Com base na recomendação, os tribunais de Justiça dos estados deslocaram, entre março e maio de 2020, 35 mil pessoas de unidades prisionais para a adaptação do cumprimento da pena em outros formatos, como prisão domiciliar ou monitoramento eletrônico.
O número representa 4,6% do total de pessoas em privação de liberdade, excluídos o regime aberto e presos em delegacias.
Mas o diretor da Conectas diz que a quantidade poderia ser bem maior para ajudar a salvar vidas e conter a pandemia nas prisões.
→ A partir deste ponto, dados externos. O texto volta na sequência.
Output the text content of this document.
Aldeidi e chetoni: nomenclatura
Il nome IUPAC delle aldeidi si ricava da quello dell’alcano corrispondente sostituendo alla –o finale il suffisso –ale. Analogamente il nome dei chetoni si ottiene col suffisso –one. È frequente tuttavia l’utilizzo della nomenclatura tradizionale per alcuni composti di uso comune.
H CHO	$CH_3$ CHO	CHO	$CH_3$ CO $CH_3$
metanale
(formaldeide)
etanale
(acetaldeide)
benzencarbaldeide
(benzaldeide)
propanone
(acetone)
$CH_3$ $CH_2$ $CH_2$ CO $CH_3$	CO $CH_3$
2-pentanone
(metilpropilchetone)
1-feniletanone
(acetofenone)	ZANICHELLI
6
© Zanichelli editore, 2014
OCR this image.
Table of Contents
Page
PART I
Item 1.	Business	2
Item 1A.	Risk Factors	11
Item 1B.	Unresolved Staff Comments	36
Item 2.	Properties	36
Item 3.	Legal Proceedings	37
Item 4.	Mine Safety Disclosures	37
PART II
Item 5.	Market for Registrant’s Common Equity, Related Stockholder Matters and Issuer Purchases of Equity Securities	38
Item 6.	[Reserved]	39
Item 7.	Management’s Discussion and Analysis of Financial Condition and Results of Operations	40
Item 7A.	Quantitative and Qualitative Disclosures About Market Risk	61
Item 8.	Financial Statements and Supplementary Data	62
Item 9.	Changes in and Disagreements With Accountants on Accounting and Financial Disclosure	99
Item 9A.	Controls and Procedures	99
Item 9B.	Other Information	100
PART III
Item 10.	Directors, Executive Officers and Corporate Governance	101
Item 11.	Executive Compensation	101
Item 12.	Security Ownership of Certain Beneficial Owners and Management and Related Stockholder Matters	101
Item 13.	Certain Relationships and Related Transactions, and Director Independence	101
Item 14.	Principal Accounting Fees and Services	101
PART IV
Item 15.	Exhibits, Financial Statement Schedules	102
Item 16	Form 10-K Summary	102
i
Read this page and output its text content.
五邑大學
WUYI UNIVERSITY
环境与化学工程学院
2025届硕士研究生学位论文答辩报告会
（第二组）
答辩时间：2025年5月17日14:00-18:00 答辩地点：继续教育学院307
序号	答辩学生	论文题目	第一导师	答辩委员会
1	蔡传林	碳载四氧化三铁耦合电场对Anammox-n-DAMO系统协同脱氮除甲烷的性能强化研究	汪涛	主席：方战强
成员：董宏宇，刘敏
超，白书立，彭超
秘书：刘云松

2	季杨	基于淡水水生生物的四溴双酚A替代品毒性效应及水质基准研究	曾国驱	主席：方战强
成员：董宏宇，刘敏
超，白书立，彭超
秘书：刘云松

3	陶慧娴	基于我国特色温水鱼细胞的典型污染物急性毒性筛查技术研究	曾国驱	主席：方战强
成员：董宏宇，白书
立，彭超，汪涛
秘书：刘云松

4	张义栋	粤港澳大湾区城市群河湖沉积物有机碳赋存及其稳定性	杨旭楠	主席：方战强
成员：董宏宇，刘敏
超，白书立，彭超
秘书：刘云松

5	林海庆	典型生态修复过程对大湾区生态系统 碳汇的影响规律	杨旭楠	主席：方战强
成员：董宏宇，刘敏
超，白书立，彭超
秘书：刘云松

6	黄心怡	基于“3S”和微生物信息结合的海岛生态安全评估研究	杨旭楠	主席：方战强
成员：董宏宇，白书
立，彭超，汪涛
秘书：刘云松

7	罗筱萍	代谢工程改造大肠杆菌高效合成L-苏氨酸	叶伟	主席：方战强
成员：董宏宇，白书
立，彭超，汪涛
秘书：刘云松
Para Fuchs, o país ainda tem "um Poder Judiciário muito conservador".
"Infelizmente, é aquilo de 'vamos deixar preso', mantendo essa postura completamente equivocada do encarceramento em massa", criticou.
Segundo o CNJ, o levantamento periódico de contágios e mortes por COVID-19 é feito a partir de informações de diferentes fontes dos poderes Executivo e Judiciário estaduais do país.
O órgão recebe dados dos Grupos de Monitoramento e Fiscalização do Sistema Carcerário (GMFs) e do Departamento Penitenciário Nacional (Depen), além de boletins epidemiológicos de secretarias estaduais.
ONG internacional critica governo Bolsonaro
O relatório anual da Human Rights Watch sobre o Brasil em 2020 critica duramente a atuação do governo do presidente Jair Bolsonaro no enfretamento à pandemia de COVID-19.
A organização internacional não governamental, que defende e realiza pesquisas sobre direitos humanos, afirma que o presidente "tentou sabotar medidas de saúde pública destinadas a conter" a doença, mas que o Supremo Tribunal Federal (STF), o Congresso Nacional e os governadores "defenderam políticas para proteger os brasileiros".
A Human Rights Watch diz ainda que Bolsonaro não tomou medidas para diminuir a superlotação das prisões e comemorou a recomendação do CNJ para redução de prisões provisórias durante a pandemia, como solução para mitigar os danos.
"Em julho, o presidente Bolsonaro vetou um artigo de um projeto de lei exigindo o uso de máscaras em unidades prisionais e centros socioeducativos, mas o Supremo Tribunal Federal concluiu que o veto não atendeu ao trâmite processual e restabeleceu o artigo da lei", destacou a ONG, lembrando que a corte ressaltou a "precariedade estrutural" das políticas de Saúde nas unidades prisionais e socioeducativas na decisão.
A Lei 14.019/20, que tornou obrigatório o uso de máscaras de proteção facial como prevenção à COVID-19 para toda a população, foi aprovada pela Câmara dos Deputados no início de junho.
Porém, em seu veto, o governo excluiu da lei a obrigatoriedade das máscaras em presídios e em estabelecimentos socioeducativos.
Bolsonaro também retirou do texto dois trechos: um determinava fixar cartazes sobre a forma de uso correto dos equipamentos de proteção individual e o outro regulamentava o número máximo de pessoas permitidas simultaneamente dentro dos estabelecimentos.
Os vetos foram derrubados pelo STF após a contestação de PT, PDT e Rede Sustentabilidade, partidos de oposição ao governo.